Against the tumultuous background of financial crisis and increasing hostility to immigrants in the 1970s, Araeen’s art took a sharp political turn, addressing head-on the problems of Britain’s institutional racism both outside and within the art world. He began writing extensively in 1975, and in 1977 presented a multimedia work, Paki Bastard, that conflated performance, film, and sound. A year later, he initiated Black Phoenix, a publication on Black art in Britain, and started using Urdu—his native language—as part of his work addressing decolonization and the complex identity of a Commonwealth artist.
In the 1980s Araeen established his first institutional structures, Project MRB (1982), Kala Press, and Black Umbrella (1984) which defined itself as the AfroAsian Peoples’ Visual Arts Resource & Information Centre. Primarily self-funded, this is the name under which Araeen has since developed his expanded practice, including the ground-breaking journal, Third Text, which he established in 1987. The artist also began curating in the 1980s, most notably The Other Story (1989) at the Hayward Gallery, with 24 British African, Caribbean, and Asian artists. In this exhibition Araeen articulated a sentiment that he has been championing his entire career: that until Black artists are written into the canon of art history on the basis of their contribution to modernism, there is no common ground from which to tell—or analyze—the story of postwar art.

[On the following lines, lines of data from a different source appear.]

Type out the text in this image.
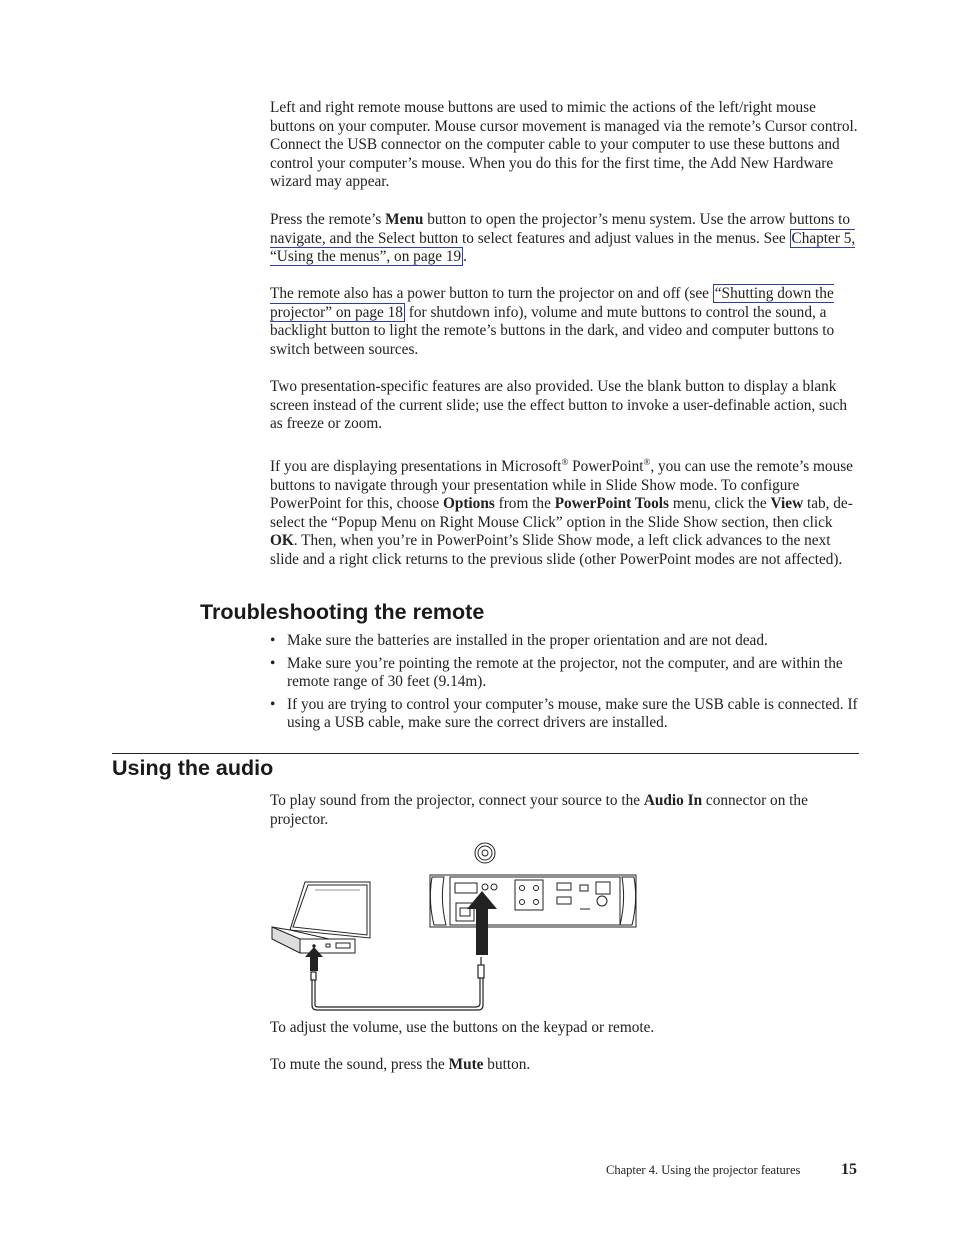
Left and right remote mouse buttons are used to mimic the actions of the left/right mouse buttons on your computer. Mouse cursor movement is managed via the remote’s Cursor control. Connect the USB connector on the computer cable to your computer to use these buttons and control your computer’s mouse. When you do this for the first time, the Add New Hardware wizard may appear.

Press the remote’s Menu button to open the projector’s menu system. Use the arrow buttons to navigate, and the Select button to select features and adjust values in the menus. See Chapter 5, “Using the menus”, on page 19 .

The remote also has a power button to turn the projector on and off (see “Shutting down the projector” on page 18 for shutdown info), volume and mute buttons to control the sound, a backlight button to light the remote’s buttons in the dark, and video and computer buttons to switch between sources.

Two presentation-specific features are also provided. Use the blank button to display a blank screen instead of the current slide; use the effect button to invoke a user-definable action, such as freeze or zoom.

If you are displaying presentations in Microsoft® PowerPoint®, you can use the remote’s mouse buttons to navigate through your presentation while in Slide Show mode. To configure PowerPoint for this, choose Options from the PowerPoint Tools menu, click the View tab, de-select the “Popup Menu on Right Mouse Click” option in the Slide Show section, then click OK. Then, when you’re in PowerPoint’s Slide Show mode, a left click advances to the next slide and a right click returns to the previous slide (other PowerPoint modes are not affected).

Troubleshooting the remote
• Make sure the batteries are installed in the proper orientation and are not dead.
• Make sure you’re pointing the remote at the projector, not the computer, and are within the remote range of 30 feet (9.14m).
• If you are trying to control your computer’s mouse, make sure the USB cable is connected. If using a USB cable, make sure the correct drivers are installed.
Using the audio

To play sound from the projector, connect your source to the Audio In connector on the projector.

To adjust the volume, use the buttons on the keypad or remote.

To mute the sound, press the Mute button.

Chapter 4. Using the projector features	15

The last five years have seen a world-wide reappraisal of Araeen’s work, including large-scale projects at Documenta 14 in Kassel and Athens, and the Venice Biennial (both 2017), as well as the Sharjah Art Foundation (2014) and Tate Modern (2013) and spaces in Sao Paolo (2016), Dubai and Hong Kong (2015), Karachi (2014), and Peru (2013).
A Retrospective is the first comprehensive survey of Areen’s work, revealing the scope of the artist’s expanded artistic practice, from his early experiments in painting in Karachi and groundbreaking minimalist sculptures in London, to key political pieces from the 1970s and 1980s—including his pioneering writing, editorial, and curatorial projects—as well as a selection of his new geometric paintings and wall structures.
Especially for Garage, Araeen will develop an Atrium Commission, producing a sculpture he first envisaged in 1968. In a gesture that puts the artist in dialogue with the glorious and troubled history of the Russian avant-garde, Homage to Tatlin directly references Vladimir Tatlin’s Monument to the 3rd International, suggesting a kinship of non-Western modernities.
In parallel with the exhibition Garage is producing a compendium of Araeen’s texts, which will be available in Russian for the first time. Overseen by the artist, the selection spans several decades of polemic writing and includes key works, such as “Preliminary Notes for a Black Manifesto” (1975–1976) and “Ecoaesthetics: A Manifesto for the Twenty-First Century” (2008–2010).
As part of the exhibition Rasheed Araeen. A Retrospective, the project A Cultural Atlas by the artist and researcher Vali Mahlouji will be shown on the Museum’s mezzanine. A panorama of the intellectual history of the twentieth century, it reflects artistic, political, ethical, and spiritual processes in the countries of the Global South and how those processes are intricately connected to the culture of the Western world, at times outstripping it or defining its development.
Rasheed Araeen: A Retrospective was first developed for Van Abbemuseum, Eindhoven, and curated by Nick Aikens. Prior to Garage, the show travelled to MAMCO, Geneva, and Baltic Centre for Contemporary Arts, Gateshead.
The exhibition was first presented at the Van Abbemuseum in Eindhoven and tours to MAMCO, Geneva and BALTIC Centre for Contemporary Art, Gateshead.
At Garage, A Retrospective is curated by Nick Aikens (Van Abbemuseum) in collaboration with Kate Fowle, Iaroslav Volovod, and Valentin Diaconov.